The laws of England apply on the Virgin Islands—but not all of them. Capital punishment is still in use, and there is a law permitting public flogging (it is administered by the Chief of Police, usually to youthful miscreants).

Citizens of the Virgin Islands do not enjoy full citizenship of the United Kingdom—they are entitled to some of the consular protection of the Crown, but they may not settle in Britain, and are treated by the immigration authorities with as much, or as little consideration as if they were Iranians, Venezuelans, or citizens of Turkey.

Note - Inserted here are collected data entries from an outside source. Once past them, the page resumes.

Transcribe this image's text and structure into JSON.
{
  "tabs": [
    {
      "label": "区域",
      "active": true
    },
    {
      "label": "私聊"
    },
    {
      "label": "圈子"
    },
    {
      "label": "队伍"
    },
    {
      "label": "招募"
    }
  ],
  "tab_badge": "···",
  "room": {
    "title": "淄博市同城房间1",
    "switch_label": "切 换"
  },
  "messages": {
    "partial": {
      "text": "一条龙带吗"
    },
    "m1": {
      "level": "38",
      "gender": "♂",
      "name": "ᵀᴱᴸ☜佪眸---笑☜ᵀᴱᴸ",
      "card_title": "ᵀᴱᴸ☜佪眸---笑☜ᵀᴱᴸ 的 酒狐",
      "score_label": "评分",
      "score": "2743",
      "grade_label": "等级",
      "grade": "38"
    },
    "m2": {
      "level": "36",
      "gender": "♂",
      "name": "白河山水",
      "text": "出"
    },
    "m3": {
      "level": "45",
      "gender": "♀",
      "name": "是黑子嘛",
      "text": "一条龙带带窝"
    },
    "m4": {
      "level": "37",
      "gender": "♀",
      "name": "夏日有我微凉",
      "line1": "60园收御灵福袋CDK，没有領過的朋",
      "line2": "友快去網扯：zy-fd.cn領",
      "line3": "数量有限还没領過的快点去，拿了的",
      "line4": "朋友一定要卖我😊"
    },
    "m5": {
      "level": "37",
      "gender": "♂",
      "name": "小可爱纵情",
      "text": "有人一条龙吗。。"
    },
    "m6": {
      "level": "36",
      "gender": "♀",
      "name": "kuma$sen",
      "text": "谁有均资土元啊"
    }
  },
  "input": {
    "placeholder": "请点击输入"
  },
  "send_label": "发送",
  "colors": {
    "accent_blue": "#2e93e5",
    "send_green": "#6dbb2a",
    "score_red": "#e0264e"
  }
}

This, above all, seems the greatest insult. There are five and a quarter million people in all the Empire that remains—five million of them in Hong Kong. They have been, and in the main still are, fiercely loyal to England and all for which she stands. They have fought and in many cases have been wounded or have died for her. They fly the Union flag, they worship at the Church of England, they believe themselves immensely fortunate when, on Christmas Day each year, they hear Her Majesty address them all from Buckingham Palace and remind them they are citizens of that splendidly worthy agglomeration of peoples once, or still, ruled by Britain, the Commonwealth. But let them try to come to London to find work, or fly to Manchester to spend time with their relations, or take a
holiday in Scotland. Then all the loyalty and the feeling of privilege and good fortune counts for nothing. The law—the British Nationality Act—marks them out as suspect visitors; for the inspectors know full well that the only reason a Montserratian or a Pitcairner or an Anguillian comes to Britain is to settle, and thus become a charge upon the parish; and so the inspector harasses and interrogates and demands this and that, certificates and bank statements and return tickets and marriage licences, far more evidence of some legal reason for the visit than would be asked, one suspects, of an American or a man from Dresden or Valparaiso.